Even though the transformation is selectable only for functions, it can affect other identifiers, as well, depending on the user settings. In its full scope, obfuscation affects all identifiers, including:

  • functions and their parameters
  • global and local variables
  • user-defined types
  • structs and unions
  • enumerators
  • file names

Example

/* The following code tests obfuscation transformation applied to main function with default parameters. 
 * According to the default settings, all identifiers except for the external definitions and the main func-
   tion, shall be renamed and become obscure. 
 * In the current code example the identifiers with the suffix _obfu are renamed.
 * Other identifiers include printf and main functions and they remain unmodified.
 */   

const int g_obfu = 10;
void print_obfu(int a_obfu) {
    printf( % d\ n, a_obfu);
}
#pragma EMX_TRANSFORMATION ObfuscateIdentifiers
int main() {
    int l_obfu = 1;
    print_obfu(l_obfu);
    print_obfu(g_obfu);
    return 0;
}
/* The following code is the generated code after the transformation has been applied.
 */

const int var_ee832f = 10;
void func_3db980(int var_e86e08) {
    printf( % d\ n, var_e86e08);
}
void func_baf390(int var_e86e08) {
    printf( % d\ n, var_e86e08);
}
int main() {
    int var_32bc72 = 1;
    func_baf390(var_32bc72);
    func_3db980(var_ee832f);
    return 0;
}

Along with the transformed code, a mapping between the old and the new identifiers is created. It is stored in a CSV file obfuscation_mapping.csv.
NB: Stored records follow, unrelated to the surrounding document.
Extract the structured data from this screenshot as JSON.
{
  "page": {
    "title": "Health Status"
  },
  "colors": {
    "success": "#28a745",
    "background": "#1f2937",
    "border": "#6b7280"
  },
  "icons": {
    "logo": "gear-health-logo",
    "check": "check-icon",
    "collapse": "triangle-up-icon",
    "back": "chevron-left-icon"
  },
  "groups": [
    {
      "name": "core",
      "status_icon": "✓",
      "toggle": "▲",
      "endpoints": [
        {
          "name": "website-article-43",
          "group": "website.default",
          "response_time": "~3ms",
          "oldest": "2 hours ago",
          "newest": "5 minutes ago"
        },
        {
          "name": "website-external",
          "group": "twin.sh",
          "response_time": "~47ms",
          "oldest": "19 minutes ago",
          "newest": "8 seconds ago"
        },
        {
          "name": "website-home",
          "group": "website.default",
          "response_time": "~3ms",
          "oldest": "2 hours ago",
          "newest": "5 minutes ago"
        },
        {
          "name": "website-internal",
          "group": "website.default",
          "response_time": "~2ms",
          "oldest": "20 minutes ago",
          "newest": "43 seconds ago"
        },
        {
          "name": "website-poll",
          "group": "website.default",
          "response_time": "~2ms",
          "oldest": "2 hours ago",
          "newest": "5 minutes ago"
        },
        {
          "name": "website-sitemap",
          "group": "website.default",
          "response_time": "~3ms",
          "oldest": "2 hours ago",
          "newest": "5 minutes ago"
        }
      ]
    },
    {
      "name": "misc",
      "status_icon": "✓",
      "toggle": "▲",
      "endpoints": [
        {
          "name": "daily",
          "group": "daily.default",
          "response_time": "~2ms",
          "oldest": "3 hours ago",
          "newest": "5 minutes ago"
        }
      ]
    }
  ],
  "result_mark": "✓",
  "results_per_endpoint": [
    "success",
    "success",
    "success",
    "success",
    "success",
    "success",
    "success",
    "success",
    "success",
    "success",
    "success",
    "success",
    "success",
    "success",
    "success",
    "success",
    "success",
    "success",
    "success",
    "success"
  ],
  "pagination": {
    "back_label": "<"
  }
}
file_b93f1b;test_obfuscation00
func_3db980;print_obfu
func_baf390;print_obfu_duplicate2
var_e86e08;a_obfu
var_ee832f;g_obfu
var_32bc72;l_obfu

Parameters

Following parameters can be set (each description is followed by keyword in pragma-syntax and default value):

Id Default Value Description
all true Whole Project - apply obfuscation on all translation units across project
external false External definitions - apply obfuscation on identifiers in header files; use with caution, since it affects used system identifiers and produces uncompilable code
output true Output identifiers - generate CSV file containing mapping of old and new names
seed enc1 Seed for hash-function - arbitrary string used as input for hashing algorithms
n 6 Hash-length - length of hash code in obfuscated identifiers

Note

  • For same seeds and hash-lengths, obfuscation is deterministic.